I've encountered an interesting problem with the thing I'm writing now. Even though I am convinced it is doomed to fail, I am writing "Webber"'s sequel. Because I want to, and because I really want to get to read this whole story in one sitting and this is the only way to get it out.
Anyway, one of the things I worked out with Webber is that event timing is important. Not just when an event happens in a plot, but when they happen in a chapter, and how letting a certain phase (say, the start or finish of an action scene) fall at the end of a chapter adds weight and energy to the reader experiance. This was easy...ish to screw with reguarding Webber, because I had an A plot and a B plot, and I could alternate the scenes so that when the A plot is in a necessary lull, the B plot is peaking, and vice-versa (and also about six other things I'm hoping I did with that set up)
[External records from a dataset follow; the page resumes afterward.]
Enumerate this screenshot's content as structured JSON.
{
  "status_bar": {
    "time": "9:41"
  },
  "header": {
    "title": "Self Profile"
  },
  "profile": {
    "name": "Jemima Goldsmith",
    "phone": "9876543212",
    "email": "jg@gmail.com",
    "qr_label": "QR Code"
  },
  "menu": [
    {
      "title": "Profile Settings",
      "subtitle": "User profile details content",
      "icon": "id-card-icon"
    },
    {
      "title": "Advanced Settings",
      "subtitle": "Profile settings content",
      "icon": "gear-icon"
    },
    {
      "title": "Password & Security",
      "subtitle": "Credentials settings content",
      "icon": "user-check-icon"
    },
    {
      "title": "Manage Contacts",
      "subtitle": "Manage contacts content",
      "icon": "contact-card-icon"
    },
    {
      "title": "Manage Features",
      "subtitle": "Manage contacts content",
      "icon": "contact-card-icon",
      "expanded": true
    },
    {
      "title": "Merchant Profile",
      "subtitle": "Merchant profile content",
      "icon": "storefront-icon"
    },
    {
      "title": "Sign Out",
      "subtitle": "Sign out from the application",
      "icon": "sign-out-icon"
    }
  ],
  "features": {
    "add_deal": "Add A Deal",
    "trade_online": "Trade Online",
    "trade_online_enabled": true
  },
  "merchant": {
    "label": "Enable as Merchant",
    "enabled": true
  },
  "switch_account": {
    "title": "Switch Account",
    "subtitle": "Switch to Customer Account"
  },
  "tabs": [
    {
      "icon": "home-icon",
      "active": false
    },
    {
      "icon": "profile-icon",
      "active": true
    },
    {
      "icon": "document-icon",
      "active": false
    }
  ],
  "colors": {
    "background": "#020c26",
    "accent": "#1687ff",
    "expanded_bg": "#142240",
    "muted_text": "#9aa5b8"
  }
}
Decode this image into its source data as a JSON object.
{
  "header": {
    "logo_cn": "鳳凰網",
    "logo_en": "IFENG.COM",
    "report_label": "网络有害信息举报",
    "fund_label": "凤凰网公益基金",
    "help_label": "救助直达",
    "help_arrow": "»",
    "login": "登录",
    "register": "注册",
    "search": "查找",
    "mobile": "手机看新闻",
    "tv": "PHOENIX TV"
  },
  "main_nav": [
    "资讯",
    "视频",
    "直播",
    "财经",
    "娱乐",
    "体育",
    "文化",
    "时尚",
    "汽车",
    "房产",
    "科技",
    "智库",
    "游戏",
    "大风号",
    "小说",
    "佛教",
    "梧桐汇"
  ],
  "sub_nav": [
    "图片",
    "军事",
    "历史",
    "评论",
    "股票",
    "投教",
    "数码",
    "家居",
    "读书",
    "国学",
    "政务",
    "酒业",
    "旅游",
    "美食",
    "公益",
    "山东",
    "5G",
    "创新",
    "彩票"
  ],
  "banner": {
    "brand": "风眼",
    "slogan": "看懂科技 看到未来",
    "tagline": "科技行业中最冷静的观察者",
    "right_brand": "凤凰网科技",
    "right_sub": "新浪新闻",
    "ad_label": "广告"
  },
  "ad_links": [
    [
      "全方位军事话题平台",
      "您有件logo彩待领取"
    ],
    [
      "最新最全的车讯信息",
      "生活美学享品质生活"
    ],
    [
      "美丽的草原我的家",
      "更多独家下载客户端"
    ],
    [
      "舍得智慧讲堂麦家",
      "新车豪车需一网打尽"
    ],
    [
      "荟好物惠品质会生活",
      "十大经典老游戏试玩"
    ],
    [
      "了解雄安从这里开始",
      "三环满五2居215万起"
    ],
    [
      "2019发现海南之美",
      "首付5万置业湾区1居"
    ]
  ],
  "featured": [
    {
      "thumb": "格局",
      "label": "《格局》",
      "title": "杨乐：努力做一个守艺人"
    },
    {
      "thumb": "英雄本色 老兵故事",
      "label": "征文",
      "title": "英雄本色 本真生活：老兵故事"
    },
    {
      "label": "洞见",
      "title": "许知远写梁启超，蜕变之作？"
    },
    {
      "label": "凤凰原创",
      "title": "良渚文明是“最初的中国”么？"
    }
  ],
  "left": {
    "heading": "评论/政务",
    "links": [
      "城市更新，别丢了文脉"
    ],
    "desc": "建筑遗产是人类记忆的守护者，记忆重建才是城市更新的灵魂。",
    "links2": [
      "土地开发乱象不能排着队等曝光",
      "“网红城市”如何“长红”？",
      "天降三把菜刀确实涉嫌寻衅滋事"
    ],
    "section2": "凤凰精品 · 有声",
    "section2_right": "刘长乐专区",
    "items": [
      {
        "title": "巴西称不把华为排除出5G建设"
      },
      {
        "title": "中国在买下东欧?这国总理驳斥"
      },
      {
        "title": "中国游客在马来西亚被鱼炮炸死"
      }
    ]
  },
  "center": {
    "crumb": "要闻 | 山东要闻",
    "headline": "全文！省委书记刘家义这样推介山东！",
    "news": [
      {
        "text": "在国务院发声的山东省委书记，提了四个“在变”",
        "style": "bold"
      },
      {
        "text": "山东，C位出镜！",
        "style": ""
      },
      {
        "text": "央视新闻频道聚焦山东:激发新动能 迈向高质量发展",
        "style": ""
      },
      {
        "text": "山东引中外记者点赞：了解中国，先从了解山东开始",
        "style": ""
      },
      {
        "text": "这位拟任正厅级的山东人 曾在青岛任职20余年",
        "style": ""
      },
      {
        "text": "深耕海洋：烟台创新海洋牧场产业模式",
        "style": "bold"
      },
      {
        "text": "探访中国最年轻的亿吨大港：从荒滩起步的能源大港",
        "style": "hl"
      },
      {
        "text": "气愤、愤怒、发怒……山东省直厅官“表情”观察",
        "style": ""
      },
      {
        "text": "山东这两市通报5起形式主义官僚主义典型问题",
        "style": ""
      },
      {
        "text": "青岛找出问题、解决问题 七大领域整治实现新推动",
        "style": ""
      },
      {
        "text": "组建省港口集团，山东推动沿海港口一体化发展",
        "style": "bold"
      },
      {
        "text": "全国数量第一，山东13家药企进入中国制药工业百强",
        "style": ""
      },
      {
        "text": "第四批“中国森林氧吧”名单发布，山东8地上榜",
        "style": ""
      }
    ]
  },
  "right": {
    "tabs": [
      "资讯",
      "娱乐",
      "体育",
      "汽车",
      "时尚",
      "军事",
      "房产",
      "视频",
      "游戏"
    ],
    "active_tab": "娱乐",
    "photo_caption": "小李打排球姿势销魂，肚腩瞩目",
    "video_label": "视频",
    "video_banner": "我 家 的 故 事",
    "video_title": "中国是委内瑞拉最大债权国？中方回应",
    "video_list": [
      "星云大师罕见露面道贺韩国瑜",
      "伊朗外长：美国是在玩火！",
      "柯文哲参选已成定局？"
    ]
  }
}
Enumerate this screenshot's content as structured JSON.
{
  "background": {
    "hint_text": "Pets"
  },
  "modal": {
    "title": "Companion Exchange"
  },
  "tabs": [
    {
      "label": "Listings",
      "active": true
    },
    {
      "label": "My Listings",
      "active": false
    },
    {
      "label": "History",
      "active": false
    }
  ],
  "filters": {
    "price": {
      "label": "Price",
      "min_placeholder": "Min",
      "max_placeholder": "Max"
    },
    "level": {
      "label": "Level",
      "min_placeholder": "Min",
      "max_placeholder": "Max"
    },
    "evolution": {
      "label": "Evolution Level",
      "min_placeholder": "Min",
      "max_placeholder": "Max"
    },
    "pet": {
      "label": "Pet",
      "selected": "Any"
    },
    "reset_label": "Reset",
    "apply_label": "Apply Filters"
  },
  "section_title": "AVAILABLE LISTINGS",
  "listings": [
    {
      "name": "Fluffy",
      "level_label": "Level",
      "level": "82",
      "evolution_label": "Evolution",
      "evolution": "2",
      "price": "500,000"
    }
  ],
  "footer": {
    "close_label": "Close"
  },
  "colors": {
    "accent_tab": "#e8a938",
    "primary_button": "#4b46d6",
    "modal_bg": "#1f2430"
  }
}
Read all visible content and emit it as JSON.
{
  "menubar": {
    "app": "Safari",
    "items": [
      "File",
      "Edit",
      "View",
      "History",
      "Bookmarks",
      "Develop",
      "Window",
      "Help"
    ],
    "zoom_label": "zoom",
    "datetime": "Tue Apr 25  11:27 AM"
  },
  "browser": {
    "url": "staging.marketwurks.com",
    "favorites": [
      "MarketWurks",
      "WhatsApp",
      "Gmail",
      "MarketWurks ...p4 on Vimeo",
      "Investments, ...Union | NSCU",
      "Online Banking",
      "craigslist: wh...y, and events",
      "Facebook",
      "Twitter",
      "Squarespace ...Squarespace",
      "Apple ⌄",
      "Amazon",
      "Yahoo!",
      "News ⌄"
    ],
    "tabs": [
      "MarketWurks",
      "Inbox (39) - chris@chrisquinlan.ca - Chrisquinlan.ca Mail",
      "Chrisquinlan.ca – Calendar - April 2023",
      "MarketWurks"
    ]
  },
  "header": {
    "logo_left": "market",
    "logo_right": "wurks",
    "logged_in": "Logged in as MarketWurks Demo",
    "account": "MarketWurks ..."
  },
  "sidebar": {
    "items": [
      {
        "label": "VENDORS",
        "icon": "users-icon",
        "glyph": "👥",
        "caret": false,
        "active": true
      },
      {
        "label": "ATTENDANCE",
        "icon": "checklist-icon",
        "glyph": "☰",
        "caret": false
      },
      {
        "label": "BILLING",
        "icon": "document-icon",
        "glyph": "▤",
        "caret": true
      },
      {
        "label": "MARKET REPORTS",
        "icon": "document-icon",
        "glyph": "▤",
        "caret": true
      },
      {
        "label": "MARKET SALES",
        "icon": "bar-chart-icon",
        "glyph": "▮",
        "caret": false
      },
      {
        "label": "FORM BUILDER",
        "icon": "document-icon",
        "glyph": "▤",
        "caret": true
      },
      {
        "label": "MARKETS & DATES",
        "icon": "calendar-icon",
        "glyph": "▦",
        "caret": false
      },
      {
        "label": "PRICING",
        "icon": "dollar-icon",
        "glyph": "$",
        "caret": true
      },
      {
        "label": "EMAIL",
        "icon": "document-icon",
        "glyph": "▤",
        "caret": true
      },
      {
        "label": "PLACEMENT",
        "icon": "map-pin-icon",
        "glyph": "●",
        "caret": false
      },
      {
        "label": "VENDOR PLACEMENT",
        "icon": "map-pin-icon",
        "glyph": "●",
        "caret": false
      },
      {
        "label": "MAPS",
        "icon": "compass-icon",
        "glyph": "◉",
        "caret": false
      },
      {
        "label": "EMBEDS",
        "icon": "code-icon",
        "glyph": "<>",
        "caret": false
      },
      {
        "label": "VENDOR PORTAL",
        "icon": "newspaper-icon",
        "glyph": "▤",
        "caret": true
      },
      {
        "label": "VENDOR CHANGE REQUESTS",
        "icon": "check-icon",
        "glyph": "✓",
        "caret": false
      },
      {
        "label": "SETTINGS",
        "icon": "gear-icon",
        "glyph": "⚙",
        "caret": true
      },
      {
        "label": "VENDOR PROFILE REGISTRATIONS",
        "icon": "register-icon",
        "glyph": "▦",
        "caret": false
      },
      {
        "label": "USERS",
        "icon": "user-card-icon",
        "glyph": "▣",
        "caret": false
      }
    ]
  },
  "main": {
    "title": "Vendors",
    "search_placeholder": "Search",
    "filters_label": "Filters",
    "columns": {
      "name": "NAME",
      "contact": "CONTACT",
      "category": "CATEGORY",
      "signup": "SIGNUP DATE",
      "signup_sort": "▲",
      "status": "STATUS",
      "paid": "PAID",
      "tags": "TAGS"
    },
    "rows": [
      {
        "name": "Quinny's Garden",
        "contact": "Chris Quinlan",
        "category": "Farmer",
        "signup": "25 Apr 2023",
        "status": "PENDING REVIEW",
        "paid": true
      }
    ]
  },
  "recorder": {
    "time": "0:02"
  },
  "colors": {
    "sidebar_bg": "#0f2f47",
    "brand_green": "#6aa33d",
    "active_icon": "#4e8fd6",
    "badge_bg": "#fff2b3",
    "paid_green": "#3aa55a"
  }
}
I decided to keep that format for the second book, as there's a lot of stuff the main character is not in a position to discover and I don't want to wait until book three to expose these elements of the story, and the B plot pretty much fell into my hand over the last couple of days. Not a blinding flash of inspiration, but more like assembling a jigsaw puzzle and discovering that all the right pieces are sitting next to each other.
What I've hit is a funny thing, which will probably make no sense to anybody but me, but I've never had this problem before. I've got a scene that needs to happen that's one of those perfect "end the chapter on this note and completely blow the reader's mind" kind of scenes. The problem is that I don't want to blow the reader's mind just yet. There isn't enough weight for one of those OH NO YOU F***KING DIDN'T kind of reactions. Which I love. If you ever read something I have written and hit a particularly nasty cliffhanger you have my full permission to contact me via blog or whatever and say "Fuck you" in reaction. In fact, this would be exceedingly satisfying because it would mean I had done my job, and done it fairly well. But as much as I like doing this to people, I don't want to do it here.
(WRITING THEORY ACCORDING TO CW WARNING this is unproven non-science read with grain of salt). One of the things about the human brain is, when you notice how you feel, you're actually experiencing a moment of release. This breaks whatever tension you felt before and requires whomever is building the tension to start over. Some of it stays, and there are ways to simultaneously build more tension and effect a release (which is why punching a pillow never works. Aggression tends to echo) but a lot of it is still released. One of the few things that doesn't work this way is humor. Like aggression, the more you laugh the more you want to. But if you're scared and are made to either jump or laugh (or both) the tension is broken and there's a kind of nervious release of it. Most writing, most good writing anyway, aims to effect both a building of tension and a release, and to time each subsequent build-and-release in such a way that they also build upon each other. If you can nail the timing, and combine it with subtle, yet effective emotional manipulation (look. When I'm writing and you're reading it, if you feel a certain way about a scene and that is how I wanted you to feel when I wrote it, then I am purposefully manipulating your emotions. I'm not going to put a polite hat on it.) then you can pull off a pretty fun ride.
With Webber, originally I had two sequencial scenes for the ending which I shall not spoil for anyone. On a second draft I decided that a third scene needed to be inserted because it was kind of anticlimatic and because there was a plot thread I had forgotten to resolve. On the third draft (there are currently seven, and if I can find a way to tweak it further there will probably be eight. I like editing more than I do actually writing. There's less emphasis on getting things down and I can play a bit more at what I'm doing.) I revised the second-to-last scene to have more tension, and went a bit too far. It was so intense and the release was so huge, the book was emphatically done after that. I could get the energy level back up for the final scene, but it took a lot of work and my emotional reaction upon reading this was a kind of car-bottom-dragging sensation, as if I had gone through a ditch and scraped the bottom of my mind on the edge getting back out. But I still needed the scenes at the end of it. Fixing this was a challenge, but I think I did it.
I'm having a kind of opposite problem here. I need to give the characters a very good reason for doing something, but I don't have enough energy invested in the B-plot to do what I originally wanted to (it's the emotional equivilant of switching between your house power and a car battery). I think I know what to do with it, and if I don't right now I can probably get it in the eighth (or ninth. Or tenth) edit later (I. Like. Editing. I'm sorry.) It's just an interesting dilemma I've never hit before.
So yeah. Thank God I have tonight off.